Principio di prevenzione e violazione delle distante legali. Con il primo motivo di ricorso i ricorrenti hanno dedotto la violazione dell’art. 873 c.c.  per non aver la Corte d’Appello tenuto conto che la costruzione realizzata dagli odierni ricorrenti sul confine (inizialmente un garage poi adibito a cucina), «preesisteva alle altre costruzioni» in virtù del principio di prevenzione.
Osservano i Giudici di Cassazione che il motivo di ricorso è infondato. Infatti non può essere considerato l’assunto secondo cui dovrebbe valere la prevenzione del garage rispetto al fabbricato dei confinanti sì da legittimare l’autonoma opera successiva di costruzione di una cucina. Sul punto gli Ermellini richiamano il principio secondo cui le disposizioni previste all’art. 41-quinquies legge urbanistica n. 1150/1942  e all’art. 9 decreto n. 1444/1968 pongono delle inderogabili distanze minime di confine per i fabbricati ubicati in zone territoriali omogenee; e con ciò rendono inapplicabile il principio della prevenzione di cui all’art. 875 c.c., «non invocabile rispetto a distacchi assoluti, fissati con riferimento al confine».

 

Il diritto al risarcimento. Con la seconda doglianza i ricorrenti lamentano che la Corte territoriale avrebbe erroneamente condannato gli stessi al risarcimento del danno in quanto per la condanna al risarcimento non è sufficiente l’accertamento della potenzialità dannosa del fatto, ma deve procedersi all’individuazione del quatum del danno.

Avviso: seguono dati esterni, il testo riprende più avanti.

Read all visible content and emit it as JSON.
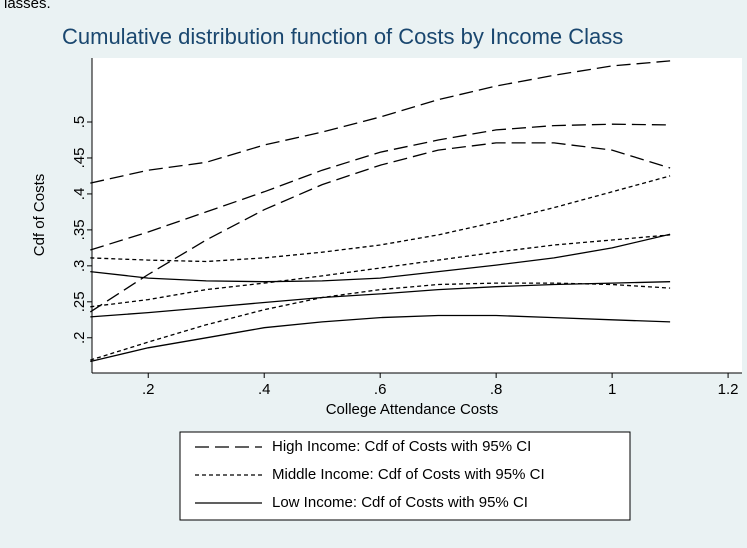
{
  "chart_data": {
    "type": "line",
    "caption": "lasses.",
    "title": "Cumulative distribution function of Costs by Income Class",
    "xlabel": "College Attendance Costs",
    "ylabel": "Cdf of Costs",
    "x": [
      0.1,
      0.2,
      0.3,
      0.4,
      0.5,
      0.6,
      0.7,
      0.8,
      0.9,
      1.0,
      1.1
    ],
    "xlim": [
      0.103,
      1.224
    ],
    "ylim": [
      0.151,
      0.589
    ],
    "xticks": [
      {
        "value": 0.2,
        "label": ".2"
      },
      {
        "value": 0.4,
        "label": ".4"
      },
      {
        "value": 0.6,
        "label": ".6"
      },
      {
        "value": 0.8,
        "label": ".8"
      },
      1,
      1.2
    ],
    "yticks": [
      {
        "value": 0.2,
        "label": ".2"
      },
      {
        "value": 0.25,
        "label": ".25"
      },
      {
        "value": 0.3,
        "label": ".3"
      },
      {
        "value": 0.35,
        "label": ".35"
      },
      {
        "value": 0.4,
        "label": ".4"
      },
      {
        "value": 0.45,
        "label": ".45"
      },
      {
        "value": 0.5,
        "label": ".5"
      }
    ],
    "grid": false,
    "legend": "bottom",
    "series": [
      {
        "name": "High Income: Cdf of Costs with 95% CI",
        "color": "#000000",
        "dash": "longdash",
        "ci_upper": [
          0.415,
          0.433,
          0.444,
          0.468,
          0.486,
          0.507,
          0.531,
          0.55,
          0.565,
          0.578,
          0.585
        ],
        "values": [
          0.322,
          0.347,
          0.375,
          0.403,
          0.433,
          0.458,
          0.475,
          0.489,
          0.495,
          0.497,
          0.496
        ],
        "ci_lower": [
          0.236,
          0.288,
          0.336,
          0.378,
          0.413,
          0.44,
          0.461,
          0.471,
          0.471,
          0.461,
          0.436
        ]
      },
      {
        "name": "Middle Income: Cdf of Costs with 95% CI",
        "color": "#000000",
        "dash": "shortdash",
        "ci_upper": [
          0.311,
          0.308,
          0.306,
          0.311,
          0.319,
          0.329,
          0.343,
          0.361,
          0.381,
          0.403,
          0.425
        ],
        "values": [
          0.243,
          0.253,
          0.267,
          0.276,
          0.286,
          0.297,
          0.308,
          0.319,
          0.329,
          0.336,
          0.343
        ],
        "ci_lower": [
          0.169,
          0.194,
          0.218,
          0.239,
          0.256,
          0.267,
          0.274,
          0.276,
          0.276,
          0.274,
          0.269
        ]
      },
      {
        "name": "Low Income: Cdf of Costs with 95% CI",
        "color": "#000000",
        "dash": "solid",
        "ci_upper": [
          0.292,
          0.283,
          0.279,
          0.278,
          0.279,
          0.283,
          0.292,
          0.301,
          0.311,
          0.325,
          0.344
        ],
        "values": [
          0.229,
          0.235,
          0.242,
          0.249,
          0.256,
          0.261,
          0.267,
          0.271,
          0.274,
          0.276,
          0.278
        ],
        "ci_lower": [
          0.167,
          0.186,
          0.2,
          0.214,
          0.222,
          0.228,
          0.231,
          0.231,
          0.228,
          0.225,
          0.222
        ]
      }
    ]
  }
}
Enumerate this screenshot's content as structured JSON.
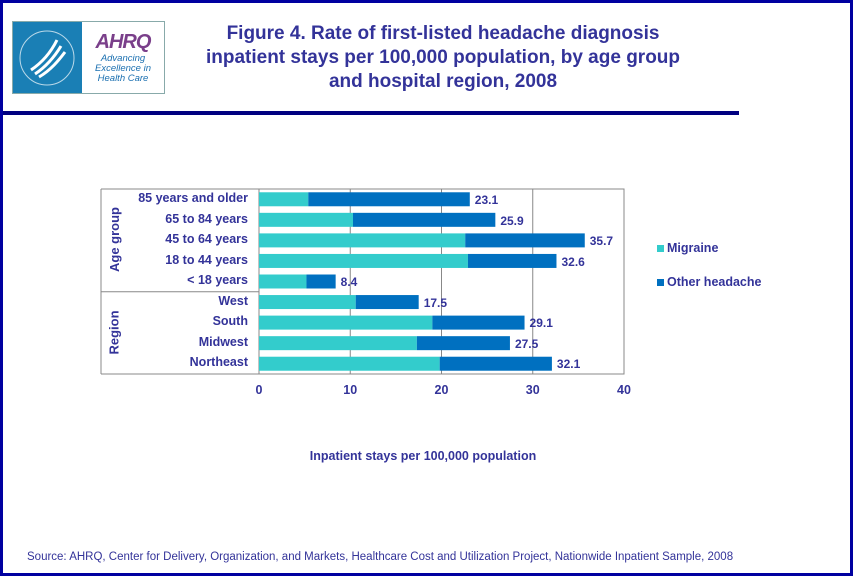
{
  "logo": {
    "text": "AHRQ",
    "tagline": "Advancing Excellence in Health Care",
    "seal_text": "DEPARTMENT OF HEALTH & HUMAN SERVICES USA"
  },
  "title": "Figure 4. Rate of first-listed headache diagnosis inpatient stays per 100,000 population, by age group and hospital region, 2008",
  "source": "Source: AHRQ, Center for Delivery, Organization, and Markets, Healthcare Cost and Utilization Project, Nationwide Inpatient Sample, 2008",
  "chart_data": {
    "type": "bar",
    "orientation": "horizontal",
    "stacked": true,
    "title": "Figure 4. Rate of first-listed headache diagnosis inpatient stays per 100,000 population, by age group and hospital region, 2008",
    "xlabel": "Inpatient stays per 100,000 population",
    "groups": [
      {
        "name": "Age group",
        "categories": [
          "85 years and older",
          "65 to 84 years",
          "45 to 64 years",
          "18 to 44 years",
          "< 18 years"
        ]
      },
      {
        "name": "Region",
        "categories": [
          "West",
          "South",
          "Midwest",
          "Northeast"
        ]
      }
    ],
    "categories": [
      "85 years and older",
      "65 to 84 years",
      "45 to 64 years",
      "18 to 44 years",
      "< 18 years",
      "West",
      "South",
      "Midwest",
      "Northeast"
    ],
    "series": [
      {
        "name": "Migraine",
        "color": "#33cccc",
        "values": [
          5.4,
          10.3,
          22.6,
          22.9,
          5.2,
          10.6,
          19.0,
          17.3,
          19.8
        ]
      },
      {
        "name": "Other headache",
        "color": "#0070c0",
        "values": [
          17.7,
          15.6,
          13.1,
          9.7,
          3.2,
          6.9,
          10.1,
          10.2,
          12.3
        ]
      }
    ],
    "totals": [
      "23.1",
      "25.9",
      "35.7",
      "32.6",
      "8.4",
      "17.5",
      "29.1",
      "27.5",
      "32.1"
    ],
    "xlim": [
      0,
      40
    ],
    "xticks": [
      "0",
      "10",
      "20",
      "30",
      "40"
    ],
    "grid": true,
    "legend_position": "right"
  }
}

Per risolvere la questione il Supremo Collegio ha richiamato il principio secondo cui «in tema di violazione delle norme sulle distanze, una volta che venga disposta la demolizione delle opere realizzate in violazione delle norme sulle distanze legali, il risarcimento del danno deve essere computato tenendo conto della temporaneità della lesione del bene protetto dalle norme violate e non già avendo riguardo al valore di mercato dell’immobile, diminuito per effetto di detta violazione, essendo il relativo pregiudizio suscettibile di essere eliminato» (Cass. civ. 9 agosto 2013, n. 19132).
Nella fattispecie in esame la Corte d’Appello erroneamente ha ritenuto la risarcibilità del pregiudizio economico derivante dalla diminuzione temporanea del valore di mercato dell’immobile, in quanto detto valore è suscettibile di essere riacquistato dal fabbricato della resistente per effetto delle demolizione del manufatto realizzato in violazione delle distanze legali.
Per queste ragione la Cassazione ha accolto il motivo di ricorso e cassato la sentenza impugnata in relazione a quest’ultima doglianza con rinvio ad altra sezione della Corte d’Appello di Cagliari.